Robert Goddard launched the first liquid-fueled rocket 90 years ago today (1926). Goddard, who was born in 1882, had been interested in outer space since he read H.G. Wells’ The War of the Worlds. While he was a student at the Worcester Polytechnic Institute, Goddard began experimenting with a rocket that was powered by gunpowder. His rocket produced a lot of smoke, which alarmed the students and faculty who shared the physics building with him. He later had successful outdoor tests with powder rockets, some of which shot up 500 feet. But powder wasn’t very energy efficient, and Goddard eventually began researching ways to use liquid fuel instead.
In the early 1900s, space travel wasn’t on the government’s radar. Goddard had a hard time getting federal grants for his research, and he usually ended up paying for his rockets out of his own pocket.
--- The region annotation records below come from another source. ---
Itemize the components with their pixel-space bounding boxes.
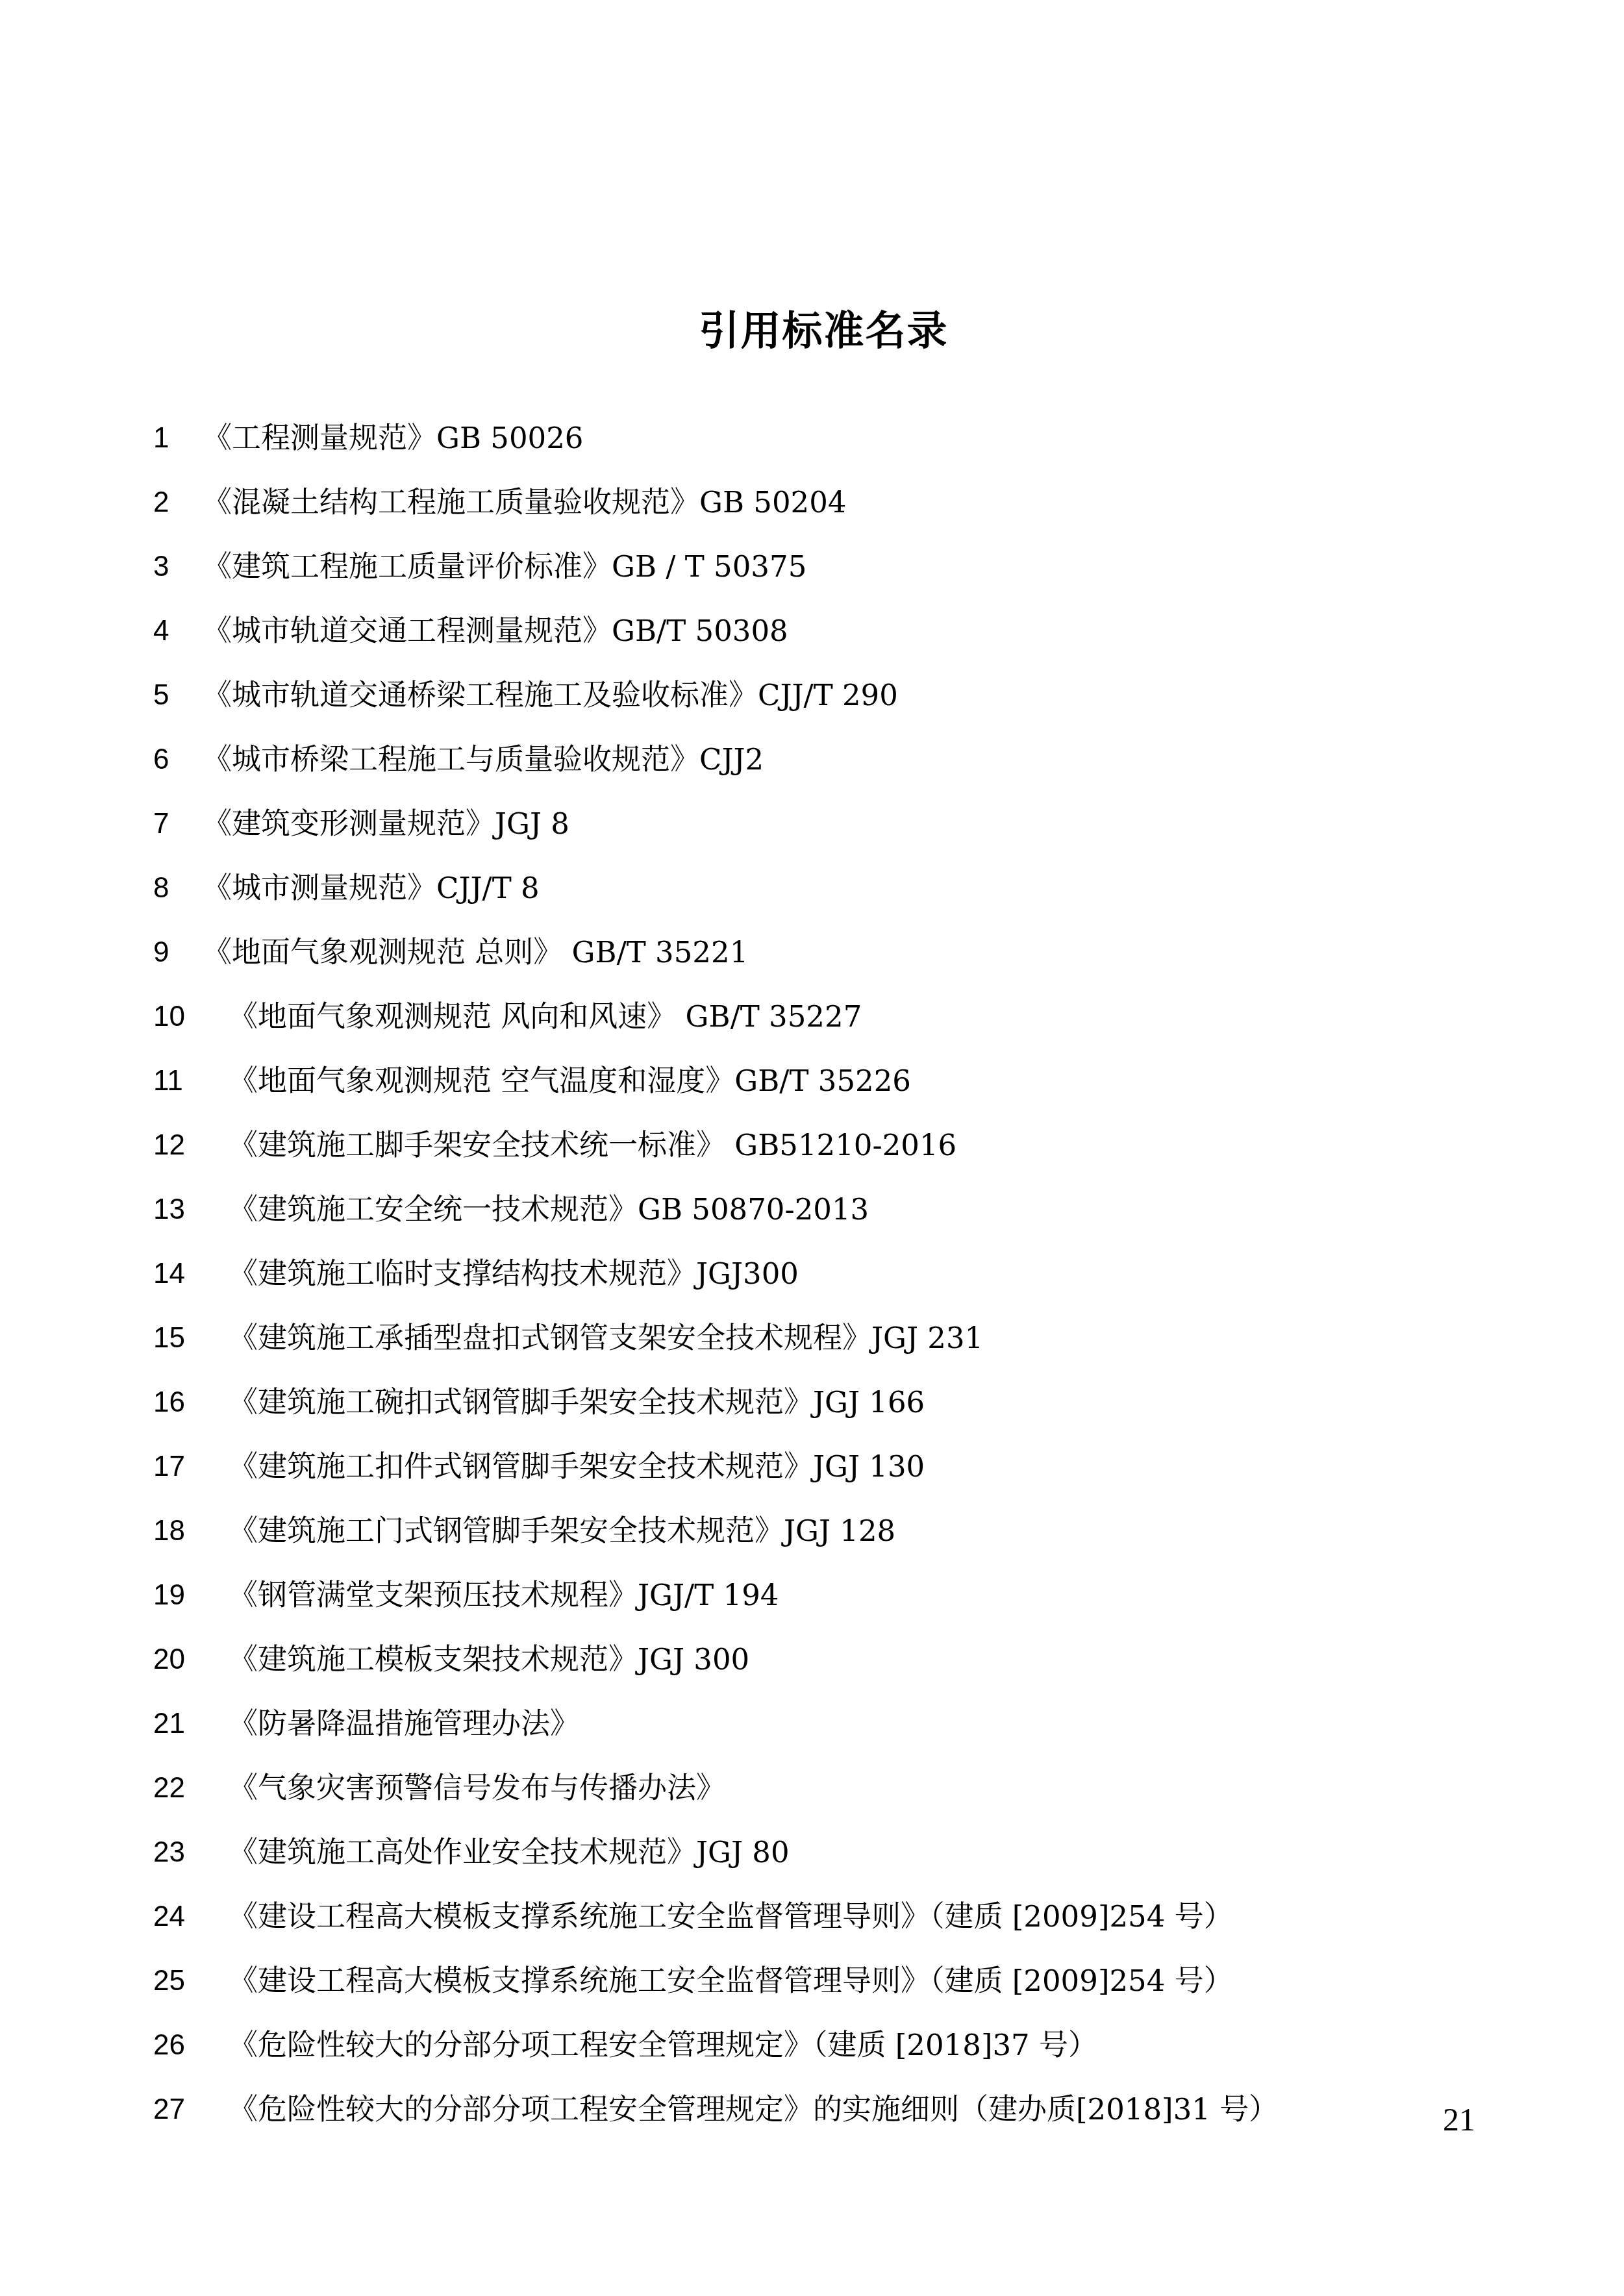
item-text: 《城市测量规范》CJJ/T 8 xyxy=(203,862,540,914)
item-text: 《钢管满堂支架预压技术规程》JGJ/T 194 xyxy=(229,1569,779,1621)
item-text: 《建筑施工脚手架安全技术统一标准》 GB51210-2016 xyxy=(229,1119,956,1171)
item-number: 7 xyxy=(153,798,169,850)
item-text: 《城市轨道交通工程测量规范》GB/T 50308 xyxy=(203,605,788,657)
item-number: 14 xyxy=(153,1248,185,1300)
item-number: 12 xyxy=(153,1119,185,1171)
item-text: 《工程测量规范》GB 50026 xyxy=(203,412,583,464)
item-number: 18 xyxy=(153,1505,185,1557)
item-text: 《建筑施工承插型盘扣式钢管支架安全技术规程》JGJ 231 xyxy=(229,1312,983,1364)
item-number: 5 xyxy=(153,669,169,721)
item-number: 24 xyxy=(153,1891,185,1943)
item-number: 2 xyxy=(153,477,169,529)
item-number: 26 xyxy=(153,2019,185,2071)
item-text: 《建筑变形测量规范》JGJ 8 xyxy=(203,798,569,850)
item-number: 21 xyxy=(153,1698,185,1750)
item-number: 20 xyxy=(153,1634,185,1686)
item-number: 9 xyxy=(153,927,169,979)
item-text: 《建筑施工模板支架技术规范》JGJ 300 xyxy=(229,1634,749,1686)
item-text: 《建筑施工扣件式钢管脚手架安全技术规范》JGJ 130 xyxy=(229,1441,925,1493)
item-text: 《建筑施工安全统一技术规范》GB 50870-2013 xyxy=(229,1184,869,1236)
item-text: 《城市桥梁工程施工与质量验收规范》CJJ2 xyxy=(203,734,764,786)
item-text: 《危险性较大的分部分项工程安全管理规定》的实施细则（建办质[2018]31 号） xyxy=(229,2084,1278,2136)
item-number: 25 xyxy=(153,1955,185,2007)
page-number: 21 xyxy=(1443,2101,1475,2138)
item-text: 《城市轨道交通桥梁工程施工及验收标准》CJJ/T 290 xyxy=(203,669,898,721)
item-text: 《建筑施工门式钢管脚手架安全技术规范》JGJ 128 xyxy=(229,1505,895,1557)
item-text: 《混凝土结构工程施工质量验收规范》GB 50204 xyxy=(203,477,846,529)
item-text: 《建筑施工临时支撑结构技术规范》JGJ300 xyxy=(229,1248,799,1300)
item-number: 27 xyxy=(153,2084,185,2136)
item-number: 1 xyxy=(153,412,169,464)
item-number: 10 xyxy=(153,991,185,1043)
item-text: 《建筑施工高处作业安全技术规范》JGJ 80 xyxy=(229,1827,790,1878)
item-text: 《建设工程高大模板支撑系统施工安全监督管理导则》（建质 [2009]254 号） xyxy=(229,1891,1233,1943)
item-number: 15 xyxy=(153,1312,185,1364)
item-number: 23 xyxy=(153,1827,185,1878)
item-number: 16 xyxy=(153,1377,185,1429)
item-number: 3 xyxy=(153,541,169,593)
item-number: 4 xyxy=(153,605,169,657)
item-text: 《防暑降温措施管理办法》 xyxy=(229,1698,579,1750)
item-text: 《地面气象观测规范 风向和风速》 GB/T 35227 xyxy=(229,991,862,1043)
item-number: 13 xyxy=(153,1184,185,1236)
item-number: 6 xyxy=(153,734,169,786)
item-number: 8 xyxy=(153,862,169,914)
item-text: 《气象灾害预警信号发布与传播办法》 xyxy=(229,1762,725,1814)
page-title: 引用标准名录 xyxy=(0,299,1624,356)
item-text: 《危险性较大的分部分项工程安全管理规定》（建质 [2018]37 号） xyxy=(229,2019,1097,2071)
item-text: 《地面气象观测规范 总则》 GB/T 35221 xyxy=(203,927,748,979)
item-number: 11 xyxy=(153,1055,183,1107)
item-number: 17 xyxy=(153,1441,185,1493)
item-text: 《地面气象观测规范 空气温度和湿度》GB/T 35226 xyxy=(229,1055,911,1107)
item-text: 《建筑施工碗扣式钢管脚手架安全技术规范》JGJ 166 xyxy=(229,1377,925,1429)
item-number: 22 xyxy=(153,1762,185,1814)
item-text: 《建设工程高大模板支撑系统施工安全监督管理导则》（建质 [2009]254 号） xyxy=(229,1955,1233,2007)
item-number: 19 xyxy=(153,1569,185,1621)
item-text: 《建筑工程施工质量评价标准》GB / T 50375 xyxy=(203,541,806,593)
Finally, he received a $5,000 grant from the Smithsonian Institution, which enabled him to do research and publish a paper on “A Method for Reaching Extreme Altitudes” in 1920. In the paper, he speculated that rockets could be used to reach the moon. The New York Times heard about his paper and ridiculed him. He became a laughingstock overnight, and people called him “the Moon Man,” but he said, “Every vision is a joke until the first man accomplishes it; once realized, it becomes commonplace.” He never held a very high opinion of the press after that. Goddard didn’t give up, and on this date in 1926, he completed the first successful launch of his liquid-fueled rocket in Auburn, Massachusetts. The 10-foot rocket achieved a height of 41 feet and an average speed of 60 miles per hour.
Unfortunately, Goddard died of cancer in 1945, 12 years before the Soviet Union successfully launched its Sputnik satellite. After the successful launch of NASA’s Apollo 11 spacecraft in 1969, the Times printed a retraction of their ridicule of Goddard and his vision.